Forum Discussion

Altera_Forum's avatar
Altera_Forum
Icon for Honored Contributor rankHonored Contributor
9 years ago

Single multiplier takes up a whole DSP block for

Hello,

I'm using a Cyclone V SOC FPGA.

Currently my design has 8 multipliers (which I coded in VHDL instead of instantiating).

The inputs to the multipliers are 12 and 16 bits wide.

According to this document:

https://www.altera.com/content/dam/altera-www/global/en_us/pdfs/literature/wp/wp-01159-arriav-cyclonev-dsp.pdf

I expected the tool to pack 2 multipliers into a single DSP block - so that for 8 multipliers only 4 DSP blocks shall be consumed.
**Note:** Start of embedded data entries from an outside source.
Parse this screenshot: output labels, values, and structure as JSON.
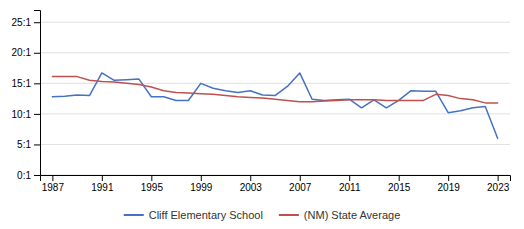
{
  "chart_data": {
    "type": "line",
    "x": [
      1987,
      1988,
      1989,
      1990,
      1991,
      1992,
      1993,
      1994,
      1995,
      1996,
      1997,
      1998,
      1999,
      2000,
      2001,
      2002,
      2003,
      2004,
      2005,
      2006,
      2007,
      2008,
      2009,
      2010,
      2011,
      2012,
      2013,
      2014,
      2015,
      2016,
      2017,
      2018,
      2019,
      2020,
      2021,
      2022,
      2023
    ],
    "series": [
      {
        "name": "Cliff Elementary School",
        "color": "#4472c4",
        "values": [
          12.8,
          12.9,
          13.1,
          13.0,
          16.7,
          15.5,
          15.6,
          15.7,
          12.8,
          12.8,
          12.2,
          12.2,
          15.0,
          14.2,
          13.8,
          13.5,
          13.8,
          13.1,
          13.0,
          14.5,
          16.7,
          12.4,
          12.2,
          12.3,
          12.4,
          11.0,
          12.3,
          11.0,
          12.2,
          13.8,
          13.7,
          13.7,
          10.2,
          10.5,
          11.0,
          11.2,
          6.0
        ]
      },
      {
        "name": "(NM) State Average",
        "color": "#c0504d",
        "values": [
          16.1,
          16.1,
          16.1,
          15.5,
          15.3,
          15.2,
          15.0,
          14.8,
          14.4,
          13.8,
          13.5,
          13.4,
          13.3,
          13.2,
          13.0,
          12.8,
          12.7,
          12.6,
          12.4,
          12.2,
          12.0,
          12.0,
          12.1,
          12.2,
          12.3,
          12.3,
          12.3,
          12.2,
          12.2,
          12.2,
          12.2,
          13.2,
          13.0,
          12.5,
          12.3,
          11.8,
          11.8
        ]
      }
    ],
    "xlim": [
      1986.0,
      2024.0
    ],
    "xticks": [
      1987,
      1991,
      1995,
      1999,
      2003,
      2007,
      2011,
      2015,
      2019,
      2023
    ],
    "ylim": [
      0,
      27
    ],
    "yticks": [
      {
        "value": 0,
        "label": "0:1"
      },
      {
        "value": 5,
        "label": "5:1"
      },
      {
        "value": 10,
        "label": "10:1"
      },
      {
        "value": 15,
        "label": "15:1"
      },
      {
        "value": 20,
        "label": "20:1"
      },
      {
        "value": 25,
        "label": "25:1"
      }
    ],
    "grid": true,
    "legend": "bottom"
  }
}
Unfortunately - the compilation report shows that 8 DSP blocks are consumed (one per each multiplier).

I tried to change the synthesis behavior to area driven - but nothing changed.

Any idea what can cause such behavior ?

3 Replies

  • Altera_Forum's avatar
    Altera_Forum
    Icon for Honored Contributor rankHonored Contributor

    Can you show the VHDL code? Have you tried instantiating the multipliers from the IP Catalog instead of using code inference?

  • Altera_Forum's avatar
    Altera_Forum
    Icon for Honored Contributor rankHonored Contributor

    --- Quote Start ---

    Have you tried instantiating the multipliers from the IP Catalog instead of using code inference?

    --- Quote End ---

    No.

    I preferred pure HDL since I want to parameterize the multiplier with generics during compilation.

    entity multiplier is
    generic 
    (
        LOCATION_FIRST_RESULT_BIT : natural ;
        WIDTH_A : positive  ;
        WIDTH_B : positive  ;
        WIDTH_RESULT  : positive  
    ) ;
    port 
    (
        IN_A :   in  std_logic_vector ( WIDTH_A - 1 downto 0 ) ;  
        IN_B :   in  std_logic_vector ( WIDTH_B - 1 downto 0 ) ;  
        
        OUT_RESULT :   out std_logic_vector ( WIDTH_RESULT - 1 downto 0 ) 
    ) ;
    end entity multiplier ;
    architecture rtl_multiplier of multiplier is 
    signal  signed_multiplier_result  : signed ( WIDTH_B + WIDTH_A - 1 downto 0 ) ;
    begin 
        signed_multiplier_result <=  signed ( IN_B ) * signed ( IN_A ) ;
        OUT_RESULT <=  std_logic_vector ( signed_multiplier_result ( WIDTH_RESULT + LOCATION_FIRST_RESULT_BIT - 1 downto LOCATION_FIRST_RESULT_BIT ) ) ; 
        
    end architecture rtl_multiplier ;
  • Altera_Forum's avatar
    Altera_Forum
    Icon for Honored Contributor rankHonored Contributor

    According to my observation, Quartus uses all available DSP block before it starts packing multipliers. See same-topic discussion at Edaboard

    http://www.edaboard.com/showthread.php?t=368754

    I managed to fill up all 25 DSP blocks of Cyclone5 A2 with this test

    library IEEE;
    use IEEE.STD_LOGIC_1164.ALL;
    use IEEE.NUMERIC_STD.ALL;
    entity test1 is
    generic(
     n : integer := 50;
     w : integer := 18
    );
    port(
    	clk	: in STD_LOGIC;
    	sel	: in integer range 0 to n-1;
    	ax	: in signed(w-1 downto 0);
    	bx	: in signed(w-1 downto 0);
    	cx	: out SIGNED(2*w-1 downto 0)
    );
    end test1;
    architecture rtl of test1 is
    type ar18 is array(0 to n-1) of signed(w-1 downto 0);
    type ar36 is array(0 to n-1) of signed(2*w-1 downto 0);
    signal ar : ar18;
    signal br : ar18;
    signal cr : ar36;
    begin
    process (clk)
    	begin
    		if rising_edge(clk) then
    			for i in 0 to n-1 loop
    				cr(i) <= ar(i)*br(i);
    				if i = sel then
    					ar(i) <= ax;
    					br(i) <= bx;
    					cx <= cr(i);
    				end if;
    			end loop;
    		end if;
    	end process;
    end rtl
    ;